BusinessDay gathered that the terms of Reference of the Anambra State Board are: “Providing general policy guidelines regarding the functions of the State Internal Revenue Service and supervising implementation of such policies.
“Ensuring the effective and optimum collection of all revenue, including levies and penalties due to the State Government under the relevant Federal and State Laws.
“Doing all such things that may be deemed necessary and expedient for the assessment and collection of all revenue.
“Accounting for all amount so collected in a manner to be prescribed by the Governor, and Making recommendations where appropriate to the Joint Tax Board on tax policy, tax reform, tax registration, tax treaties and exemption as may be required from time to time.”
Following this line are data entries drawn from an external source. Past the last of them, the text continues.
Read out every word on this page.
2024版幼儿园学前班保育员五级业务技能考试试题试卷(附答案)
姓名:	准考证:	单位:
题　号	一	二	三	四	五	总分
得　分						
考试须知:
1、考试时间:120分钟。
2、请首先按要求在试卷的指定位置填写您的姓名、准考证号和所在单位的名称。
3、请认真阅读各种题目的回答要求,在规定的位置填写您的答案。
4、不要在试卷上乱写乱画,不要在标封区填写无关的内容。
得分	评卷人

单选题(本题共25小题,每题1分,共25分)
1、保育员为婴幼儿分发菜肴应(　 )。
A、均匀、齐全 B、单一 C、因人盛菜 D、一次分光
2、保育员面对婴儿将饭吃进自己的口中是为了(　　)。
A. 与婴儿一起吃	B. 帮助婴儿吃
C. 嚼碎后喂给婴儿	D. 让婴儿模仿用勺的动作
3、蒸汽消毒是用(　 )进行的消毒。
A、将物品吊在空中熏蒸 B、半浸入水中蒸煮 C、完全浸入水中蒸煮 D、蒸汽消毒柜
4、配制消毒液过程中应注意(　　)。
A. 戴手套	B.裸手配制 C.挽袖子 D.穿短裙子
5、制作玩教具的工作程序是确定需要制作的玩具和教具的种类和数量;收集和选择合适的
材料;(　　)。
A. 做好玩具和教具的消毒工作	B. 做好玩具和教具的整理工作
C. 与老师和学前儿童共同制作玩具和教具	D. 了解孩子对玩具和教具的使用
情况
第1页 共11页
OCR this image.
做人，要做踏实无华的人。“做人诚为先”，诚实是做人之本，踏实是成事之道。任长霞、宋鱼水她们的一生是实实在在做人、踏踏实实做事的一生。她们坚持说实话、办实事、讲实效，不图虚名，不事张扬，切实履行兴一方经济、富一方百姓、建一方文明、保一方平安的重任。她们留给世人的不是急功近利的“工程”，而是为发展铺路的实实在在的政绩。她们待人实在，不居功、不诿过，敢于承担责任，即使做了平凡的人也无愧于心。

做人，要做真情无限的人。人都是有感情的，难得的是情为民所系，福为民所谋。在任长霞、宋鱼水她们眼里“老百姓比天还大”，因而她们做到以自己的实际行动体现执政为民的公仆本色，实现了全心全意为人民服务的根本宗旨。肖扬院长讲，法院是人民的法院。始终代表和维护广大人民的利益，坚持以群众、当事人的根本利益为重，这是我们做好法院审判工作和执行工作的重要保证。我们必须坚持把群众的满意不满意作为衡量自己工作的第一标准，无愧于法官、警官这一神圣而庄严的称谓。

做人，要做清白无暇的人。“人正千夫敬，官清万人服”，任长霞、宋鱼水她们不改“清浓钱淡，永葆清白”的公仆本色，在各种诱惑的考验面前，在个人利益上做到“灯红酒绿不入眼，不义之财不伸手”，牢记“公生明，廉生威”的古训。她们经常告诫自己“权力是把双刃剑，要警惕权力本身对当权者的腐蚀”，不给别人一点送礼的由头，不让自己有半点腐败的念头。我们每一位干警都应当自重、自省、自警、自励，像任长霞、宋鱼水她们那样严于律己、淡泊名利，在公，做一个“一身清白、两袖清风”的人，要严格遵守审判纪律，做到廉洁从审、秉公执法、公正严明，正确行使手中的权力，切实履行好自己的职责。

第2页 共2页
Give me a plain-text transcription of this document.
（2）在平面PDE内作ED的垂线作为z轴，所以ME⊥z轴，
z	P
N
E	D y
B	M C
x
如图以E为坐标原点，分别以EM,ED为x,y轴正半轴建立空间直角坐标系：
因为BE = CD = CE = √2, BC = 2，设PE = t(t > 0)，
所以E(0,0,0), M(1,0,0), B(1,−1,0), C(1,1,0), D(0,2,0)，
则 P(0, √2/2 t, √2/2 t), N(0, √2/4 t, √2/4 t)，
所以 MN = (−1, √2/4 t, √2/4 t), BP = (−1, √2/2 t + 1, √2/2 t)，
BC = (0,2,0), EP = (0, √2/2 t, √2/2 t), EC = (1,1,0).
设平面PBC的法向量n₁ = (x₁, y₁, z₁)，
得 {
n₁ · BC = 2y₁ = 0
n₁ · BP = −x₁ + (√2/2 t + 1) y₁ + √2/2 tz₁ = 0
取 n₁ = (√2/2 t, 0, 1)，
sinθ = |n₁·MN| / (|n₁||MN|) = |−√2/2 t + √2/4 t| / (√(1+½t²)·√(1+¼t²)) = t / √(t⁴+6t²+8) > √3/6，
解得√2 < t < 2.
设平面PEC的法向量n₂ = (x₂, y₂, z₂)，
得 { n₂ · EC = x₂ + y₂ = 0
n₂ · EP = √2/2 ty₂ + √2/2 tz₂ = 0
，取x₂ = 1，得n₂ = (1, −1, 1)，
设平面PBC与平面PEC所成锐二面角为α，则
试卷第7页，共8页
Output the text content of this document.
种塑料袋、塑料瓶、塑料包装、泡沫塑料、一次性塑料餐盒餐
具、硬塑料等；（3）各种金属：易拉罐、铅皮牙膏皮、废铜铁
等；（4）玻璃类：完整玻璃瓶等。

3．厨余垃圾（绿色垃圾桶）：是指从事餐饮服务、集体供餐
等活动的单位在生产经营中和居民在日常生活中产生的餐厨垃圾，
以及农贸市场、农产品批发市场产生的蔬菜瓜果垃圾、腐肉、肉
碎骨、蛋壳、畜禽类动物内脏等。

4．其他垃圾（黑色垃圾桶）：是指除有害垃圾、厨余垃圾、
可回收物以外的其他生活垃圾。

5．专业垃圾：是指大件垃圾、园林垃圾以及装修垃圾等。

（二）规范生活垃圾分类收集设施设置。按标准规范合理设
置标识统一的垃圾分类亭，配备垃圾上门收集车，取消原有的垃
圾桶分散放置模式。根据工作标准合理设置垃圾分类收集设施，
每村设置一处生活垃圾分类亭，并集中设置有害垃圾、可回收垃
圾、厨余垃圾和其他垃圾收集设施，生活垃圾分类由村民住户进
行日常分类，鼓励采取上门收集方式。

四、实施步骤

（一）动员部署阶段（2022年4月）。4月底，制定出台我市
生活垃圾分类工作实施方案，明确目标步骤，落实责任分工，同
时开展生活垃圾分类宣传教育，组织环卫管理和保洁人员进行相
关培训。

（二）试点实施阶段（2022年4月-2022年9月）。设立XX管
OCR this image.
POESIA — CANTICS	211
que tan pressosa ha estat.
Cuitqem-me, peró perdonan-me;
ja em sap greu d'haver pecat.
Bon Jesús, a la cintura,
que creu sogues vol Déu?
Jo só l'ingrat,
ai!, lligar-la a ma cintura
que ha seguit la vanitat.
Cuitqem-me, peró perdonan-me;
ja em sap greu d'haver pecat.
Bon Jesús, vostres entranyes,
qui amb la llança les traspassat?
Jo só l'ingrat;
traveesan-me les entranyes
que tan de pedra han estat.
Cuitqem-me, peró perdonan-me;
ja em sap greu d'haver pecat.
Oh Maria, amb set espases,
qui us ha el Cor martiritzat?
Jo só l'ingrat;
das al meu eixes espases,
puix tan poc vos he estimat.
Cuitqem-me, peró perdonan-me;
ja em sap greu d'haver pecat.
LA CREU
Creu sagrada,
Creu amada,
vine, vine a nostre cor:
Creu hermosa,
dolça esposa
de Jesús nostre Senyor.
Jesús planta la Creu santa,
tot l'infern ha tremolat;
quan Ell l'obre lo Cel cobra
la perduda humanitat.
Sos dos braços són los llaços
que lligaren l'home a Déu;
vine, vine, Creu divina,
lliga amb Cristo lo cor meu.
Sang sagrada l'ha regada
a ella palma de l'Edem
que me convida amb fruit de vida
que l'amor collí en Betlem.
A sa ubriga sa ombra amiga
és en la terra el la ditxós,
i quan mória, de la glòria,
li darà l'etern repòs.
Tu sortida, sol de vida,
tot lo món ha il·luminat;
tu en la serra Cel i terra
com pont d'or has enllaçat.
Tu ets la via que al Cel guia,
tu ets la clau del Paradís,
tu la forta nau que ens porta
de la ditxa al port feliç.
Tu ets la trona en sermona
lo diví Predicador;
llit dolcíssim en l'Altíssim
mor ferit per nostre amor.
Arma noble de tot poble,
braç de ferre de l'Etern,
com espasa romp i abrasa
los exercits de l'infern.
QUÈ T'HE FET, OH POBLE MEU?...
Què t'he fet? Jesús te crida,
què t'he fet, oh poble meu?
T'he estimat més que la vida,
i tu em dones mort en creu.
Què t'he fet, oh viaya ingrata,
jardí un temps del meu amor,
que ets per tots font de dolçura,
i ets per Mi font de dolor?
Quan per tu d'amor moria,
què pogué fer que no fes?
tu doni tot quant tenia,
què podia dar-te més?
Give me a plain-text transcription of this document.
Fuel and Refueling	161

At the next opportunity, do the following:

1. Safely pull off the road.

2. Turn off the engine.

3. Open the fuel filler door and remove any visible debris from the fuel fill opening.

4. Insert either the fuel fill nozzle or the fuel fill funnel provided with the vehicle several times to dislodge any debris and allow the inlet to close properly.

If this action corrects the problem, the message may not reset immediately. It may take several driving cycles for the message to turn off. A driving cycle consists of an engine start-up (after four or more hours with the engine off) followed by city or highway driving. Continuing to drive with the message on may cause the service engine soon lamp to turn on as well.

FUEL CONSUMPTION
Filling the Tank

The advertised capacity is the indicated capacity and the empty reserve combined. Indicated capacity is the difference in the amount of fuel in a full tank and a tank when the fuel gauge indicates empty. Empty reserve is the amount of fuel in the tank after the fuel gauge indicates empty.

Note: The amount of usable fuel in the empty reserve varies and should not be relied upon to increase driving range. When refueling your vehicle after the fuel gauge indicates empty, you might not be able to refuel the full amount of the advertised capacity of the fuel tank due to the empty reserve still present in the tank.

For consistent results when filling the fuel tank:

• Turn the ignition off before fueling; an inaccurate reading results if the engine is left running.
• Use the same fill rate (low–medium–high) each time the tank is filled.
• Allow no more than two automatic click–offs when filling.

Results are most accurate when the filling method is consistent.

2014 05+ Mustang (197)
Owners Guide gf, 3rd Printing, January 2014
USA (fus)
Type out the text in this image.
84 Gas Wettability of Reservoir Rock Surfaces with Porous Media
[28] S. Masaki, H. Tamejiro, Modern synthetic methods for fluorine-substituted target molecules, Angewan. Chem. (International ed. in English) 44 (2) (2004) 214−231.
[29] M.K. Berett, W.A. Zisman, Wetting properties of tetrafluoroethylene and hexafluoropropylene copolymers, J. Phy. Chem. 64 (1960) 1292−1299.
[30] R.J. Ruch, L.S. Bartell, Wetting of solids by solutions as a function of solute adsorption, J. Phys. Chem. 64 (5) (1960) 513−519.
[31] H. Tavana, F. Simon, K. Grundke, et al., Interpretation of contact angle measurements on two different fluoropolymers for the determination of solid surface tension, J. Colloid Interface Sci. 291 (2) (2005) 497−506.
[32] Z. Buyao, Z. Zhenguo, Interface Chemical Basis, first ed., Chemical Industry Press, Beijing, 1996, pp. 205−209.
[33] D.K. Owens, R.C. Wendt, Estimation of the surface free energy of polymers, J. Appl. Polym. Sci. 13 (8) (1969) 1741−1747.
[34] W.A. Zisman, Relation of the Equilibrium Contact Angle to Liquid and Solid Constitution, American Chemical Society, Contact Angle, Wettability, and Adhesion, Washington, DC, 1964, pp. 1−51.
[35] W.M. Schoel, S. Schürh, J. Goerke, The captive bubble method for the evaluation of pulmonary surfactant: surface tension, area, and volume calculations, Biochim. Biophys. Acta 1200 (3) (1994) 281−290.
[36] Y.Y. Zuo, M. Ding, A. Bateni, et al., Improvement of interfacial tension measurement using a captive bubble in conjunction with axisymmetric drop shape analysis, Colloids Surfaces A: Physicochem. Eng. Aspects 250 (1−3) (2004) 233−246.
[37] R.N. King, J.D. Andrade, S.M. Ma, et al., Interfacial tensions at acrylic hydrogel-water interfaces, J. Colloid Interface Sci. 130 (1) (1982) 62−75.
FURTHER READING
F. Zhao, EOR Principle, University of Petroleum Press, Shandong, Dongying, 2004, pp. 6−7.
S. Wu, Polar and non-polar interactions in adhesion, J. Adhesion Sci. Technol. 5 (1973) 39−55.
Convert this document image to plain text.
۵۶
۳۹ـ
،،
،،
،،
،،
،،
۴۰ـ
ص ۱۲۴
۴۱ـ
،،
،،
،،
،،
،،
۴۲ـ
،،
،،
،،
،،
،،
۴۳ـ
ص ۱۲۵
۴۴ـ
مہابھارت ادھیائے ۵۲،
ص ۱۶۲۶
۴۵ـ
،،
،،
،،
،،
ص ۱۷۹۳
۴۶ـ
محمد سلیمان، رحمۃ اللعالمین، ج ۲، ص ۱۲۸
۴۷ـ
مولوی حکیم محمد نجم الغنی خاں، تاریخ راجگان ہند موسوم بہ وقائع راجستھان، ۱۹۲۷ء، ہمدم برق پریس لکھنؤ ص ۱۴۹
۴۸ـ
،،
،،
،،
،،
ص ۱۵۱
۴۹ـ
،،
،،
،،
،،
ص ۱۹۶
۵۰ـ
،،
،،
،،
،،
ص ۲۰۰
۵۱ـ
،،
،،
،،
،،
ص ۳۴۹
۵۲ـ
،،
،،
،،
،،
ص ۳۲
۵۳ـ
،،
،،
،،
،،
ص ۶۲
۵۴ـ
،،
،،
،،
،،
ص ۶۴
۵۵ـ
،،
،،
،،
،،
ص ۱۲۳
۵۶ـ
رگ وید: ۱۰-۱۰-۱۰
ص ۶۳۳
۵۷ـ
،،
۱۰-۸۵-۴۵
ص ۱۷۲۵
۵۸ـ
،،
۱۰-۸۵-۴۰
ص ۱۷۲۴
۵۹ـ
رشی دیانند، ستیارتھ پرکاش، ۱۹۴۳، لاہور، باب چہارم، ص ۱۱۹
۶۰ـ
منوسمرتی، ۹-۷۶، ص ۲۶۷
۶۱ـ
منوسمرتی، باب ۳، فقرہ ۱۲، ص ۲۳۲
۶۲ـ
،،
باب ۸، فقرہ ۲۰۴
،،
They also include “Appointing, Promoting, Transferring and imposing discipline on employees of the State Internal Revenue Service.

“Making Recommendations to the Governor regarding the terms and conditions of employment and remuneration of staff of the Internal Revenue Service.

“Controlling the management of the State Internal Revenue Service on matters of policy, subject to the provisions of any regulations setting up the State Internal Revenue Service, and, doing such other things as are in the opinion of the Board necessary to ensure the efficient performance of the functions of the State Revenue Service under the Law.”